For degrowthers, commons and commoning practices are pivotal to societies that prosper without growth. A degrowth‘s primary political strategy is to support commons-based initiatives and associated common senses (of ‘being together’), that change dominant culture and slowly debunk the growth hegemony (Kallis et al., 2020). However, some degrowth scholars emphasize that for such societal transformations to occur, commons cannot remain only small-scale initiatives beyond or against the state. Using a Gramscian approach to the state and Wright’s insights on theories of change, D’Alisa and Kallis (2020) criticize the lack of focus on commons on the transformation of state apparatuses. They maintain that the institutionalization of commons-based initiatives can enforce, spread, and promote further such initiatives, making possible revolutionary transformations that break with socially unfair and ecologically unsustainable capitalist forces (D’Alisa & Kallis, 2020). This is a contested vision in degrowth scholarship that diverges from the Narodnik tradition that Martínez-Alier and other environmental justice activists have followed. It is also probably an essential difference with commons movements activists and scholars, which emphasize the need for autonomy of commons (Euler & Gauditz, 2016) projects or the risks of being co-opted by the governments (e.g., Pera, 2020; Bianchi et al., 2022; see also Sect. 19.3.2).

4 Conclusion

In this chapter, we have aimed to highlight projects, authors, and contributions around the commons that can be associated with the Barcelona School. In that process, we have also aimed to give some suggestions for an emerging agenda for this burgeoning field of practice and reflection.

Contributions from the School offer a genuine mix of sensitivities and knowledges around the commons, but they all share an interest in their role as sustainability transformation actors. The commons can not only break through the status quo and “incrementalism” of policy (as social movements would do) but also prefigure, perform and scale up and out alternatives for more socially just, ecologically sustainable worlds. This understanding of the commons as both instances of self-governance and activism can be traced back to the institutional and environmental justice traditions and the works of Elinor Ostrom and Martínez-Alier in particular. They both saw in local communities’ environmental and justice concerns a genuine concern about social and ecological sustainability and the seeds of new ways of understanding governance and human-environmental interactions.

The four agenda threads highlighted here (commons movements, urban prosumer initiatives, performative commons, and commons & degrowth) are not independent of each other.

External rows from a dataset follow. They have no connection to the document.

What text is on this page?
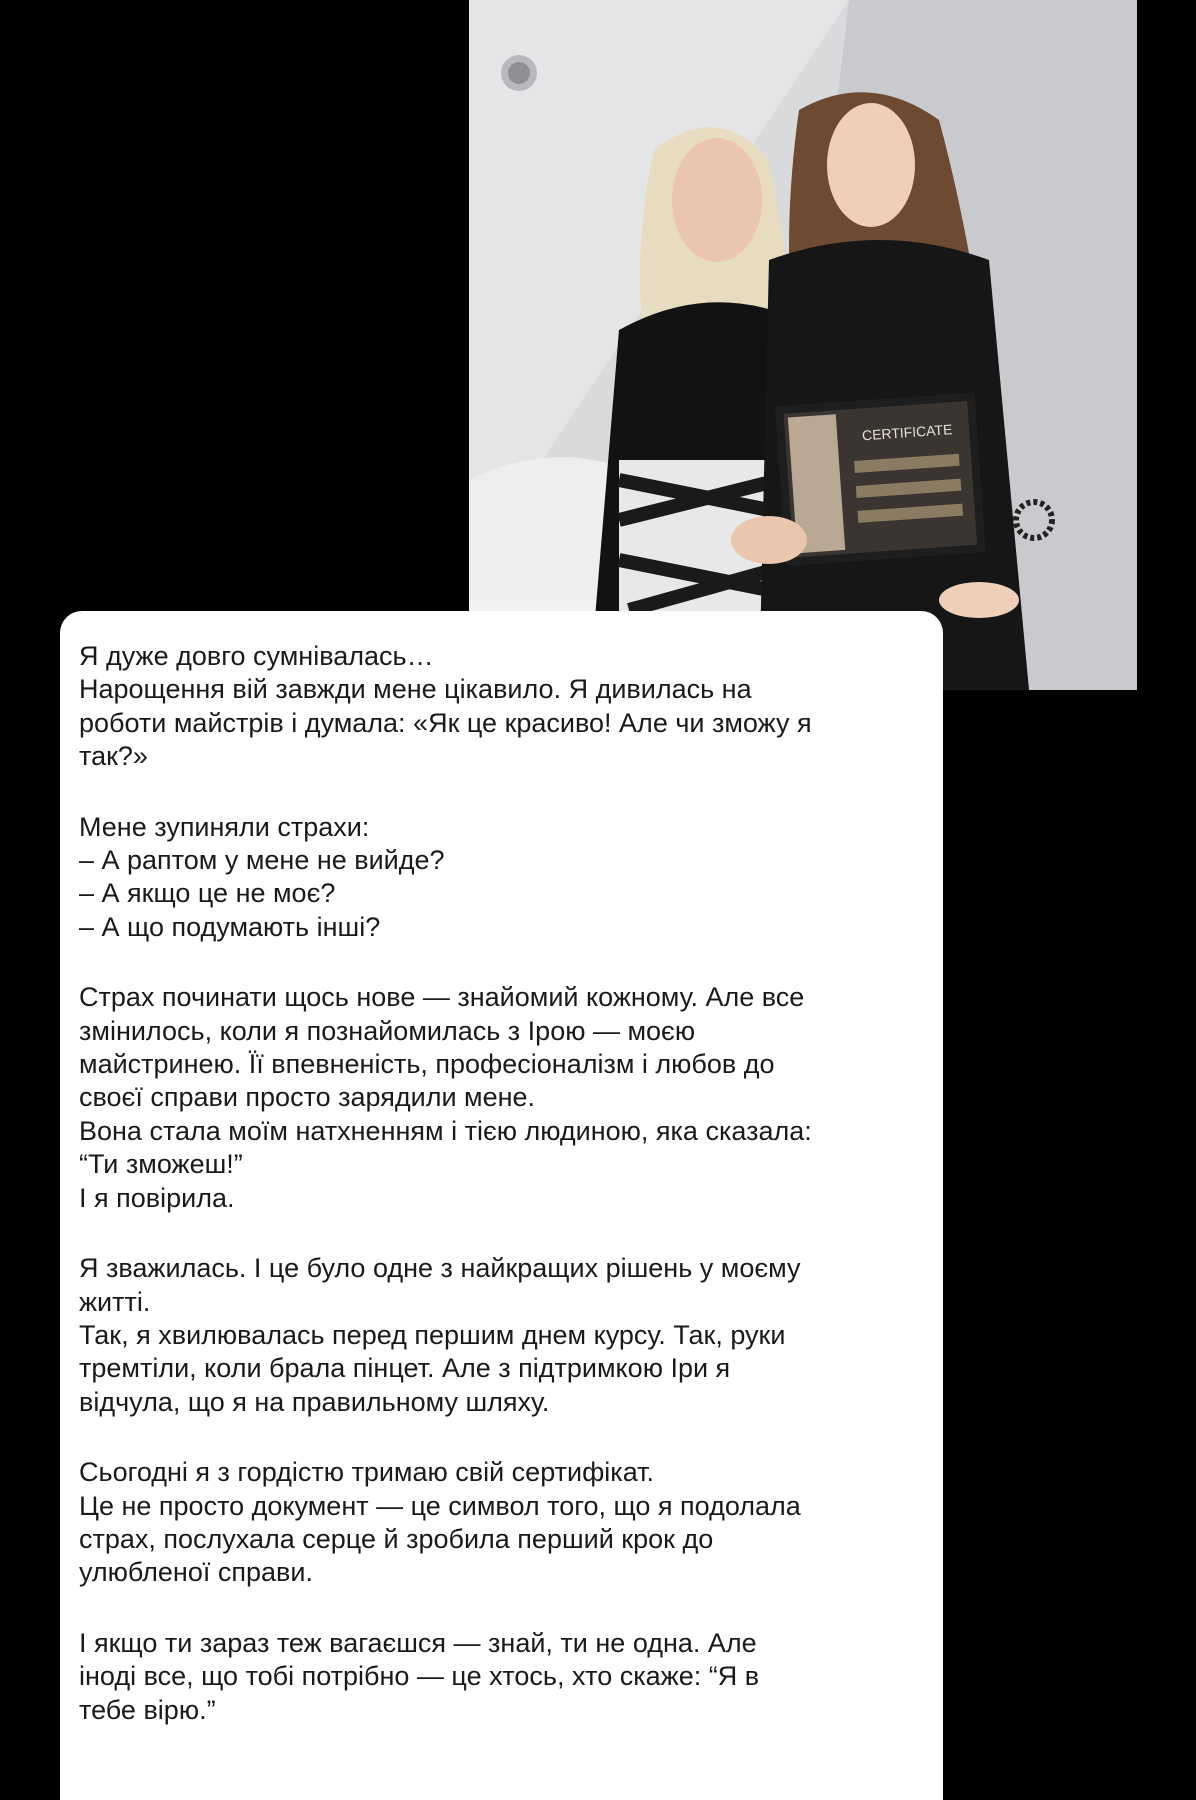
CERTIFICATE

Я дуже довго сумнівалась…
Нарощення вій завжди мене цікавило. Я дивилась на
роботи майстрів і думала: «Як це красиво! Але чи зможу я
так?»

Мене зупиняли страхи:
– А раптом у мене не вийде?
– А якщо це не моє?
– А що подумають інші?

Страх починати щось нове — знайомий кожному. Але все
змінилось, коли я познайомилась з Ірою — моєю
майстринею. Її впевненість, професіоналізм і любов до
своєї справи просто зарядили мене.
Вона стала моїм натхненням і тією людиною, яка сказала:
“Ти зможеш!”
І я повірила.

Я зважилась. І це було одне з найкращих рішень у моєму
житті.
Так, я хвилювалась перед першим днем курсу. Так, руки
тремтіли, коли брала пінцет. Але з підтримкою Іри я
відчула, що я на правильному шляху.

Сьогодні я з гордістю тримаю свій сертифікат.
Це не просто документ — це символ того, що я подолала
страх, послухала серце й зробила перший крок до
улюбленої справи.

І якщо ти зараз теж вагаєшся — знай, ти не одна. Але
іноді все, що тобі потрібно — це хтось, хто скаже: “Я в
тебе вірю.”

As highlighted in Sect. 19.3, the urban commons literature has both built on and contributed to the commons movement agenda through accounts of the emergence of urban commons in the aftermath of the 2008 economic crisis; and the degrowth imaginary and its connections with the commons and movements finds in urban commons initiatives one of its main exponents of the way to go.

Although not explicitly discussed above, it is worth mentioning also the epistemologically eclectic, non-exclusionary approach reflected in the contributions reviewed here. They display a great deal of methodological diversity, ranging from the use of participatory action and case study research to meta-analyses and large-n statistical analyses. We believe this is not random and responds to a belief in the promise of mixed political ecology and (environmental) science methods (Zimmerer, 2015). Also, contributions have not only embraced the critical commons literature but also moved beyond and generated new theory in different degrees, ranging from typological work to new concepts and hypotheses. In the future, we envision a study of the commons that continues to deepen collaborations of multiple actors, to bridge disciplinary frontiers as well as between the divisions of researchers and practitioners.